We are excited to announce that we've added a new member to our Nature Museum team. Leah Kotok is our new Environmental Educator and she will be leading many future programs for kids at the Nature Museum, including our popular Mighty Acorns program. We recently asked Leah to share more about herself; please join us in welcoming her!
Tell us a little bit about yourself; where are you from/how long have you called Vermont home?
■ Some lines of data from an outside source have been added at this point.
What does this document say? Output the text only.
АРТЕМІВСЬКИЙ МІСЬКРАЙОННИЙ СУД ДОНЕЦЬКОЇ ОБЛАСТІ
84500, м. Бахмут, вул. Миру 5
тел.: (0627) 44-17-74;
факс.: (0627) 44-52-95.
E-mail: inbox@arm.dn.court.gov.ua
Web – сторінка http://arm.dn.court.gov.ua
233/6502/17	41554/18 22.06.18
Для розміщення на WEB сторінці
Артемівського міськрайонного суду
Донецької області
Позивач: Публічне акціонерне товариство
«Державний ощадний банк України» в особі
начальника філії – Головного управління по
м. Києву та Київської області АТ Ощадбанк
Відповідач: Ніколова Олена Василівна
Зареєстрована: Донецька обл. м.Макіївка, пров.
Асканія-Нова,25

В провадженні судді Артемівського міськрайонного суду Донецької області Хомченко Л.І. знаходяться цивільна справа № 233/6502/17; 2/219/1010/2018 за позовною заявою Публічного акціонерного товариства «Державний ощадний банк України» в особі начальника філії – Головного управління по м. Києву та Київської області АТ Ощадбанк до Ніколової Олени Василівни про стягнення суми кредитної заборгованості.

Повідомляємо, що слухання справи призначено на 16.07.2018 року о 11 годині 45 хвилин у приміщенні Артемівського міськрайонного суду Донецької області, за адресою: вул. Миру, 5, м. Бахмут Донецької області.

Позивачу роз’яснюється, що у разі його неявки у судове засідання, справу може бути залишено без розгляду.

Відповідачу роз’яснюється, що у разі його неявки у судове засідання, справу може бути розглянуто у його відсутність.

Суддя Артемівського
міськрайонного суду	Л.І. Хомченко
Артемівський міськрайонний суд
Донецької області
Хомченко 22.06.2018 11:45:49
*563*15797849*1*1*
I've lived in Massachusetts, New Hampshire, New Jersey, Arizona, California, Connecticut, Michigan, and of course Vermont! I've owned my home in Andover, Vermont for 8 years, but I haven't been able to live here full time until this fall. I'm so excited to finally be able to call Vermont home!
I grew up in rural, central Massachusetts. I studied Biology and Environmental Science at Smith College and I have an MA in Environmental Education from University of New Hampshire. I've been a science teacher for most of the past fifteen years, most recently at the Indian Mountain School in Lakeville, Connecticut.
What's your favorite outdoor pursuit? Where do you go to pursue it?
I love hiking and I'm hoping to get to do it a lot more now that I'm in Vermont. My favorite hike is Mt. Monadnock in New Hampshire. My family and friends have traditionally hiked Monadnock the weekend before Christmas every year since 1965 (obviously I haven't gone on all those hikes!).
As a part of your role as an environmental educator at The Nature Museum you'll be leading our popular Mighty Acorn program for ages 3-5. What do you love about exploring nature with this age group? What can participants look forward to later this month at the next Mighty Acorns program?
I love working with little ones because they see magic in nature. Even mundane details are new and exciting pieces of a puzzle that they use to piece together the world around them. Teaching to such wide-eyed wonderers is so much fun.
This month we're going to be investigating bats—not just a key part of Halloween but some of the most important animals in our ecosystem!
What's the last thing you read related to nature that made you feel good?
Often we read so many depressing things about nature in the news—species becoming endangered, habitats being destroyed, global temperatures rising—but every once in a while there is a positive story. A few weeks ago, the Channel Island Foxes off the coast of Santa Barbara, California, were removed from the endangered species list. This was remarkable because less than a dozen years ago they were considered critically endangered. Their recovery is considered the fastest in history!
This story also holds a special place in my heart as I actually got to work with these very foxes when I was a zookeeper at the Santa Barbara Zoo in 2003. It's so wonderful to know that these little guys have made such an extraordinary comeback and will now have a future as a species.